FDA announced last week that the lengthy delay that punctuates the initial approval of a medical product and it reaching the hands of consumers is to be addressed in a planned project in which the Agency will make joint approval decisions with the Medicare division of the Centers for Medicare and Medicaid Services (CMS). The move could potentially benefit the 45 million-strong elderly and disabled population covered by Medicare. But what is the flipside?
FDA aims to instigate a pilot project, due to begin after a public comment period, to explore an ‘overlapping’ decision-making and approval process with CMS — where the product sponsor and both agencies agree to a parallel review — designed to speed up a product’s journey from FDA marketing approval to CMS national coverage determination (NCD).
At present, the process can be frustratingly slow, as products undergo another review by Medicare officials for health insurance coverage purposes after winning FDA approval. In its September 16 notice, FDA conceded that a “positive coverage decision after a long time lag following FDA approval or clearance can delay consumer access to new medical products.”

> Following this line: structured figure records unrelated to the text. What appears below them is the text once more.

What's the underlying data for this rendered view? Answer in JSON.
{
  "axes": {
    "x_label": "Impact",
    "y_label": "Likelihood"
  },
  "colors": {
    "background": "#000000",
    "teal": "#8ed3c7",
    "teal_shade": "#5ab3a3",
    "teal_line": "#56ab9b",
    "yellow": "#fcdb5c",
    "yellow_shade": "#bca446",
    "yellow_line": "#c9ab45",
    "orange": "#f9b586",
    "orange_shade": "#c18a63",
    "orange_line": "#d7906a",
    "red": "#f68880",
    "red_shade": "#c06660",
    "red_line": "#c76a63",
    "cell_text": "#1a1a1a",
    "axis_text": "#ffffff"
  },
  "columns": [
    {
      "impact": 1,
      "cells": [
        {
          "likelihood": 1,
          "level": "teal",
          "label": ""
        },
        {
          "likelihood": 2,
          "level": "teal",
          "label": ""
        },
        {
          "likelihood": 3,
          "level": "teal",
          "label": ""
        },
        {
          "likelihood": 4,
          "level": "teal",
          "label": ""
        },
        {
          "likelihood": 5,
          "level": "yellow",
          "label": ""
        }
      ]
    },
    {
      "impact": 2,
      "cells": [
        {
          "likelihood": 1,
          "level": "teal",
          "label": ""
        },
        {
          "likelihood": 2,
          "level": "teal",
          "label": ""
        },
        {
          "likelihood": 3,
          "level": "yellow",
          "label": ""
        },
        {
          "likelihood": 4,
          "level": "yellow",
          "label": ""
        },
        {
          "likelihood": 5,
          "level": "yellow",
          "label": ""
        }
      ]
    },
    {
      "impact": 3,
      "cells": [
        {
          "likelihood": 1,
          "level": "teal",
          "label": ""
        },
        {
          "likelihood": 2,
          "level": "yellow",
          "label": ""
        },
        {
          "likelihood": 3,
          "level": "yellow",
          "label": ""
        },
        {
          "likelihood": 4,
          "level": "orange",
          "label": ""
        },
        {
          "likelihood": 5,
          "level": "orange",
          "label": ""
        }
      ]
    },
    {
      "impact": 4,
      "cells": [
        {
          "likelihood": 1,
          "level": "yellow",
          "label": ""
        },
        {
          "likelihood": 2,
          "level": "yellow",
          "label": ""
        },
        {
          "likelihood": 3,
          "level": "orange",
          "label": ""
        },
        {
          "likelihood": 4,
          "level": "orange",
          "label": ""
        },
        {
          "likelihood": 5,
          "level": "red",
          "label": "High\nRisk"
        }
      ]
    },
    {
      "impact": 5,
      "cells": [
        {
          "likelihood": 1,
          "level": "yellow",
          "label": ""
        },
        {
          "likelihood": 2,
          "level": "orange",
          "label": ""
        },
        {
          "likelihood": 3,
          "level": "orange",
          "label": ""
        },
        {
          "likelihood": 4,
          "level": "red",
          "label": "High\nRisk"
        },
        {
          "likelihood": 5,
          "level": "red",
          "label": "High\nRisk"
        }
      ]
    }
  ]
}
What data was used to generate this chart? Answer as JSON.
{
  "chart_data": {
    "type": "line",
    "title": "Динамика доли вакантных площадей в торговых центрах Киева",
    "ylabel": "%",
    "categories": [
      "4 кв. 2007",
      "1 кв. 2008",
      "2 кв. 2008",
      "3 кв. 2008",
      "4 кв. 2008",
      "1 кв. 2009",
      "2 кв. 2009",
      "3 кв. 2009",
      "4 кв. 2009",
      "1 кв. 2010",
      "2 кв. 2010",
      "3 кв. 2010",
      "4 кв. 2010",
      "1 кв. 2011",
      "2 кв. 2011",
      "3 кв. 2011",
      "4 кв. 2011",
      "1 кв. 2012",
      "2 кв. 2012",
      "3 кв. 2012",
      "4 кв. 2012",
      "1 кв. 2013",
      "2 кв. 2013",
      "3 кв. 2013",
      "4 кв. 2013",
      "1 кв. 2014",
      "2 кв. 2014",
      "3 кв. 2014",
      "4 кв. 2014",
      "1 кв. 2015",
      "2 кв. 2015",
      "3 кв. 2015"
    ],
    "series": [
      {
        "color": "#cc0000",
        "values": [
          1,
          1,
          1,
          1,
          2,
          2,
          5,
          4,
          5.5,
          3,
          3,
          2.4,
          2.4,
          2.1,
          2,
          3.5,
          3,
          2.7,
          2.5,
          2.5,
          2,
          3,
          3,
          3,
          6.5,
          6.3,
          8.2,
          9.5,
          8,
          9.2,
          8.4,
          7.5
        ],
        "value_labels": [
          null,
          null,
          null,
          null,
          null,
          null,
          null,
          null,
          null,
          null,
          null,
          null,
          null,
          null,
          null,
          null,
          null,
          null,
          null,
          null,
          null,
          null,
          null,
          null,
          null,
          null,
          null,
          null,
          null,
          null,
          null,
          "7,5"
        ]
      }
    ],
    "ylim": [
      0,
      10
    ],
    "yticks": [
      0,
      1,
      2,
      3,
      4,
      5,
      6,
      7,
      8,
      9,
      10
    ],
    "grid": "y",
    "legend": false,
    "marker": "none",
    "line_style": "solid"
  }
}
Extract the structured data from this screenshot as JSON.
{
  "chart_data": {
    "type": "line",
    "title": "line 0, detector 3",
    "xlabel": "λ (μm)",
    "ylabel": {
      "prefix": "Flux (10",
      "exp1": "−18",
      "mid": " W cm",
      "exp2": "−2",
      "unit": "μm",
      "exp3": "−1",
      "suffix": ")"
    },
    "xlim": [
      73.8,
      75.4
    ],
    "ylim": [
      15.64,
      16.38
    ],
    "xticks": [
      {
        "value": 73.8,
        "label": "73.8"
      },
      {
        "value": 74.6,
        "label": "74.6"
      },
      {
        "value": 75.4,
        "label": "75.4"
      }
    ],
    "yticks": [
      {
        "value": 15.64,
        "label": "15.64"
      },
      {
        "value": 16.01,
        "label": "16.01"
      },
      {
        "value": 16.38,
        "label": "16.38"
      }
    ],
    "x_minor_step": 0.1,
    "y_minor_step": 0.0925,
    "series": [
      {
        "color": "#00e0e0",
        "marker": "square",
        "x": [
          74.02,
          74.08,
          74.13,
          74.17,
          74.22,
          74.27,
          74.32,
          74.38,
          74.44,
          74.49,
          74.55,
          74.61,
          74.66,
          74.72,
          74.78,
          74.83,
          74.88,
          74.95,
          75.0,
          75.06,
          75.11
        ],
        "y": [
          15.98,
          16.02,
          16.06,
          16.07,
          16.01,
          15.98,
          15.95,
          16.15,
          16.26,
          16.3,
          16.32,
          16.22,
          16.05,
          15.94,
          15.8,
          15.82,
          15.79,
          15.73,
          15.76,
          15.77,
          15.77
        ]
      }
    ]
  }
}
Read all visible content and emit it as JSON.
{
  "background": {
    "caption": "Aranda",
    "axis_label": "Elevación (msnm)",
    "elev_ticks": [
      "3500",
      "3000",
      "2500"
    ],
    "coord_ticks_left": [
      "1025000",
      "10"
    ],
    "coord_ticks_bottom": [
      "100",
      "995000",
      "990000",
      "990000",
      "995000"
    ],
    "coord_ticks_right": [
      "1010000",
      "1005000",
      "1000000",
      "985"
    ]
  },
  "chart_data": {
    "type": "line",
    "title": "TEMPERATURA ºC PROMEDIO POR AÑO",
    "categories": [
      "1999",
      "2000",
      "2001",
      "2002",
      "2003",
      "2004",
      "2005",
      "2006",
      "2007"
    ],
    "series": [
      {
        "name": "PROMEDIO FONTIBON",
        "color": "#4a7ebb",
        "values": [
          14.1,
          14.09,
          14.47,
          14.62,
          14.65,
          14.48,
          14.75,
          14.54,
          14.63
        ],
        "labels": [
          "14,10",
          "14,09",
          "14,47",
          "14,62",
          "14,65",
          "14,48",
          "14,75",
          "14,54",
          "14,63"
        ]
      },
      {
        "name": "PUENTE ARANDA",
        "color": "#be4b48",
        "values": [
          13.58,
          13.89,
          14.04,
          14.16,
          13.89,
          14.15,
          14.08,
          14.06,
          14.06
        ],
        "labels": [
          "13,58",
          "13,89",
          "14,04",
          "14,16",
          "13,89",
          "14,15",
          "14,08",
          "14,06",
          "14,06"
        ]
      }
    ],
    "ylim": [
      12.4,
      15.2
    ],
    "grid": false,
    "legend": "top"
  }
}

The planned move could have some far-reaching implications. Reuters highlighted that the process could affect people not on Medicare, as Medicare’s coverage decisions often influence private insurers’ own reimbursement policies. Ultimately, “a decision by Medicare to cover a new product can speed its adoption in the wider marketplace”.
But concerns were voiced by Edward Berger, of Larchmont Strategic Advisors, in a blog post for MassDevice News. Berger raised doubts about the project’s potential for synchronicity, and warned that it could herald the widely feared arrival of health economics to the regulatory approval process, a state of affairs well known in Europe.
“The intrusion of cost-benefit considerations into the regulatory approval equation has for some time defined industry’s worst nightmare and the fear… is that free communication between FDA and CMS would open the door to using cost as a market approval consideration,” said Berger. He added that existing examples of Medicare coverage and payment determinations that “were essentially simultaneous with FDA market clearance” (such as drug-eluting stents), have established that the “vast majority of new technologies and drugs have not benefited from the compressed timeline to coverage that is the attraction of a parallel review process.”
Public comments on the FDA/CMS proposal can be submitted at regulations.gov until December 16.